# Advice on gotrek and felix books



## welshnick (Jul 25, 2012)

Im looking for some opinions on these novels i haven't read any. I started the first one a few years back but was put off by reviews that they were more comical and shallower than other warhammer fantasy books.

Ive since read many the time of legends and heroes series being my preferred ones.

Of all the books Ive enjoyed CL Werner novels the most including thanquol and bone ripper.

Could anybody give me there opinions on these novels and whether there worth a read and if so which ones would you recommend or would i need to read them all. thanks


----------



## khrone forever (Dec 13, 2010)

i loved the gortrex and felix books, i would recomend them all, but read them in order

Khrone


----------



## Logaan (May 10, 2012)

An absolutely awesome series of books, can't recommend them enough.

But yeah, as advised, try to read them in chronological order.


----------



## gothik (May 29, 2010)

always loved the interaction between Felix and Gotrek lost a lot of my books over the years with moving around and other such unsavoury things, so might have to get them again, this time though i'll get the omnibus's


----------



## Paceyjg (May 12, 2011)

Great books when William King was writing them, then sadly they go down hill. I think Orcslayer was the last one I bothered to read.


----------



## Fire Tempered (Dec 16, 2010)

Interesting reads, especially if you re dwarfs fan, although a bit too formulaic and cliche, they are pretty fun. I 've read up to Beastslayer, couldn't bother to read further, but maybe I will one day. Can't compare them to other WH books, cause I read 40k mostly, but I could compare to Cain novels, though I find Ciaphas novels a bit better.

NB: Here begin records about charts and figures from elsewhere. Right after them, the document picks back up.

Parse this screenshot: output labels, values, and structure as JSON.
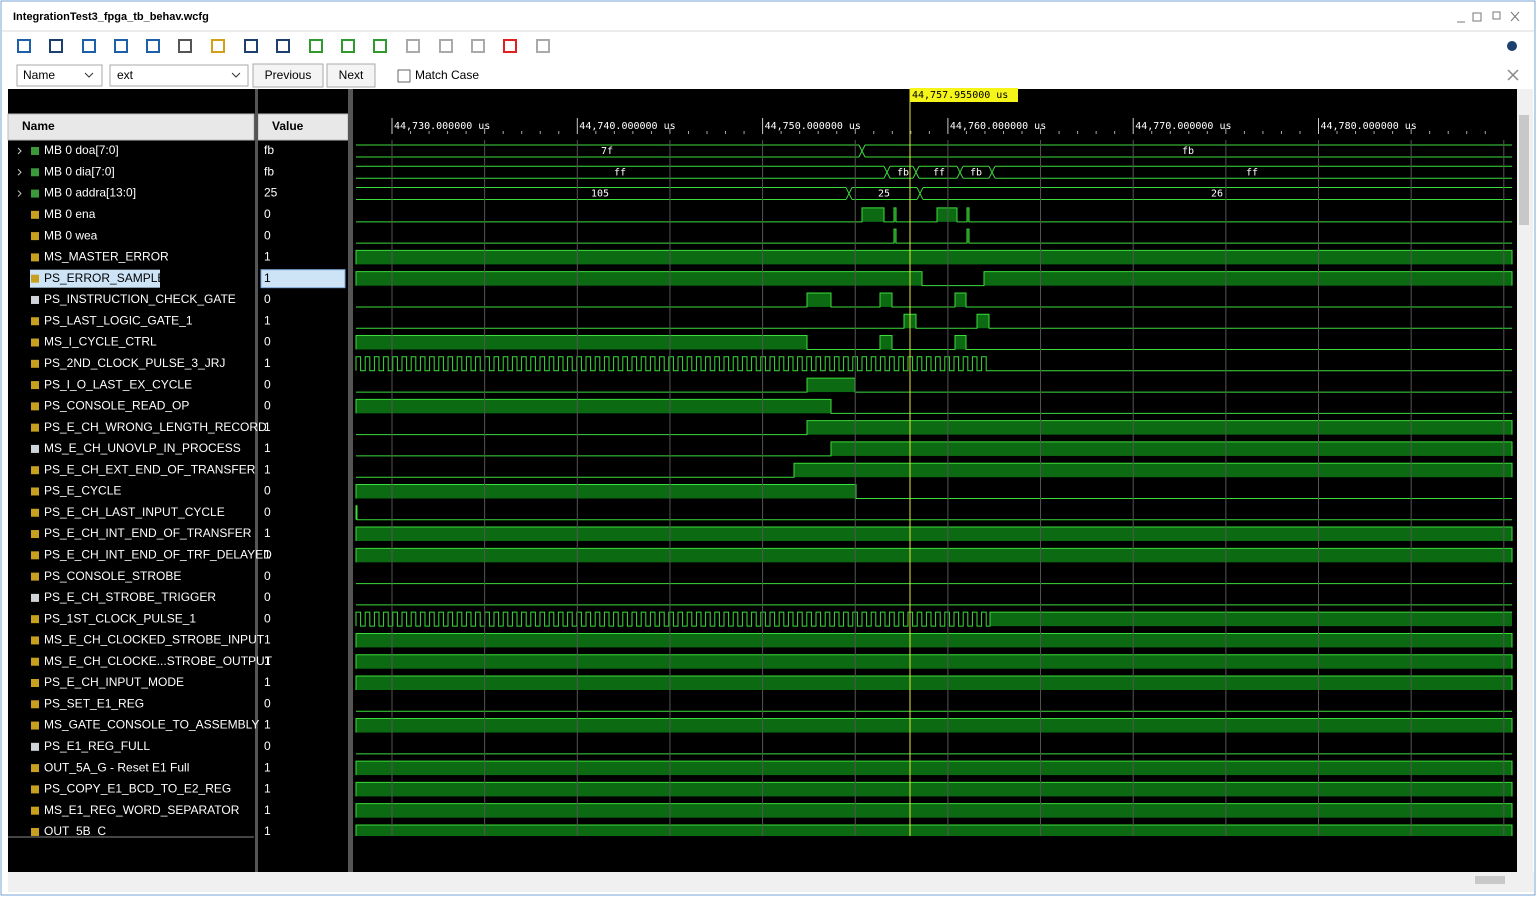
{
  "window": {
    "title": "IntegrationTest3_fpga_tb_behav.wcfg",
    "search": {
      "field": "Name",
      "query": "ext",
      "previous": "Previous",
      "next": "Next",
      "match_case": "Match Case"
    }
  },
  "waveform": {
    "headers": {
      "name": "Name",
      "value": "Value"
    },
    "cursor": "44,757.955000 us",
    "time_ticks": [
      "44,730.000000 us",
      "44,740.000000 us",
      "44,750.000000 us",
      "44,760.000000 us",
      "44,770.000000 us",
      "44,780.000000 us"
    ],
    "signals": [
      {
        "name": "MB 0 doa[7:0]",
        "value": "fb",
        "segments": [
          "7f",
          "fb"
        ]
      },
      {
        "name": "MB 0 dia[7:0]",
        "value": "fb",
        "segments": [
          "ff",
          "fb",
          "ff",
          "fb",
          "ff"
        ]
      },
      {
        "name": "MB 0 addra[13:0]",
        "value": "25",
        "segments": [
          "105",
          "25",
          "26"
        ]
      },
      {
        "name": "MB 0 ena",
        "value": "0"
      },
      {
        "name": "MB 0 wea",
        "value": "0"
      },
      {
        "name": "MS_MASTER_ERROR",
        "value": "1"
      },
      {
        "name": "PS_ERROR_SAMPLE",
        "value": "1"
      },
      {
        "name": "PS_INSTRUCTION_CHECK_GATE",
        "value": "0"
      },
      {
        "name": "PS_LAST_LOGIC_GATE_1",
        "value": "1"
      },
      {
        "name": "MS_I_CYCLE_CTRL",
        "value": "0"
      },
      {
        "name": "PS_2ND_CLOCK_PULSE_3_JRJ",
        "value": "1"
      },
      {
        "name": "PS_I_O_LAST_EX_CYCLE",
        "value": "0"
      },
      {
        "name": "PS_CONSOLE_READ_OP",
        "value": "0"
      },
      {
        "name": "PS_E_CH_WRONG_LENGTH_RECORD",
        "value": "1"
      },
      {
        "name": "MS_E_CH_UNOVLP_IN_PROCESS",
        "value": "1"
      },
      {
        "name": "PS_E_CH_EXT_END_OF_TRANSFER",
        "value": "1"
      },
      {
        "name": "PS_E_CYCLE",
        "value": "0"
      },
      {
        "name": "PS_E_CH_LAST_INPUT_CYCLE",
        "value": "0"
      },
      {
        "name": "PS_E_CH_INT_END_OF_TRANSFER",
        "value": "1"
      },
      {
        "name": "PS_E_CH_INT_END_OF_TRF_DELAYED",
        "value": "1"
      },
      {
        "name": "PS_CONSOLE_STROBE",
        "value": "0"
      },
      {
        "name": "PS_E_CH_STROBE_TRIGGER",
        "value": "0"
      },
      {
        "name": "PS_1ST_CLOCK_PULSE_1",
        "value": "0"
      },
      {
        "name": "MS_E_CH_CLOCKED_STROBE_INPUT",
        "value": "1"
      },
      {
        "name": "MS_E_CH_CLOCKE...STROBE_OUTPUT",
        "value": "1"
      },
      {
        "name": "PS_E_CH_INPUT_MODE",
        "value": "1"
      },
      {
        "name": "PS_SET_E1_REG",
        "value": "0"
      },
      {
        "name": "MS_GATE_CONSOLE_TO_ASSEMBLY",
        "value": "1"
      },
      {
        "name": "PS_E1_REG_FULL",
        "value": "0"
      },
      {
        "name": "OUT_5A_G - Reset E1 Full",
        "value": "1"
      },
      {
        "name": "PS_COPY_E1_BCD_TO_E2_REG",
        "value": "1"
      },
      {
        "name": "MS_E1_REG_WORD_SEPARATOR",
        "value": "1"
      },
      {
        "name": "OUT_5B_C",
        "value": "1"
      }
    ]
  }
}
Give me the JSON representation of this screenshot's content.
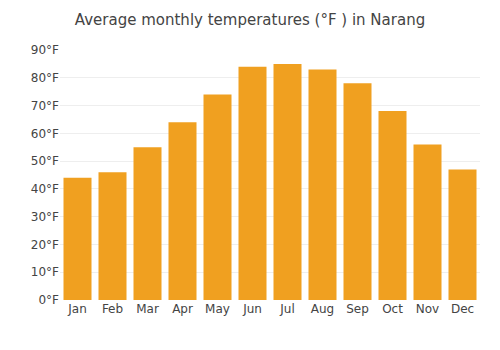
{
  "chart_data": {
    "type": "bar",
    "title": "Average monthly temperatures (°F ) in Narang",
    "categories": [
      "Jan",
      "Feb",
      "Mar",
      "Apr",
      "May",
      "Jun",
      "Jul",
      "Aug",
      "Sep",
      "Oct",
      "Nov",
      "Dec"
    ],
    "values": [
      44,
      46,
      55,
      64,
      74,
      84,
      85,
      83,
      78,
      68,
      56,
      47
    ],
    "color": "#F0A020",
    "ylim": [
      0,
      90
    ],
    "yticks": [
      {
        "value": 0,
        "label": "0°F"
      },
      {
        "value": 10,
        "label": "10°F"
      },
      {
        "value": 20,
        "label": "20°F"
      },
      {
        "value": 30,
        "label": "30°F"
      },
      {
        "value": 40,
        "label": "40°F"
      },
      {
        "value": 50,
        "label": "50°F"
      },
      {
        "value": 60,
        "label": "60°F"
      },
      {
        "value": 70,
        "label": "70°F"
      },
      {
        "value": 80,
        "label": "80°F"
      },
      {
        "value": 90,
        "label": "90°F"
      }
    ],
    "grid": true
  }
}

I liked Daemonslayer the most. Since you love Thanquol, you ll enjoy Skavenslayer for sure, a great read, although it is more a story collection than real novel (first 2 books are written that way). I recommend you to get first 2 omnibuses, cause they are best bang for a buck. I don't think they are currently available though, since they are rereleasing first 3 and new, 4th omnibus, with new covers.


----------



## Lord of the Night (Nov 18, 2009)

Give _Road of Skulls_ a try. It's a standalone G&F novel that requires only the very bare minimum of knowledge on the series. That and it's *BLOODY excellent!*

Edit: In fact my review of it for The Founding Fields was published today. http://thefoundingfields.com/2013/03/gotrek-felix-road-skulls-josh-reynolds-review-lord-night/

Perhaps that will help nudge you towards getting started in G&F. :grin:


LotN


----------



## Ferrous_Ironclaw (Apr 24, 2013)

the gotrek and felix books are fun books to read. i would call them fast paced rather than comical.


----------



## Jacobite (Jan 26, 2007)

I've read the first 3, 4 I think and I really recommend them, the reason I haven't read any more than that isn't because they turned to crap but because I was reading them as they were released and then got side tracked. Give it a go.


----------



## Magpie_Oz (Jan 16, 2012)

Not as engaging as the Ulrika the Vampire series but still a good read IMO


----------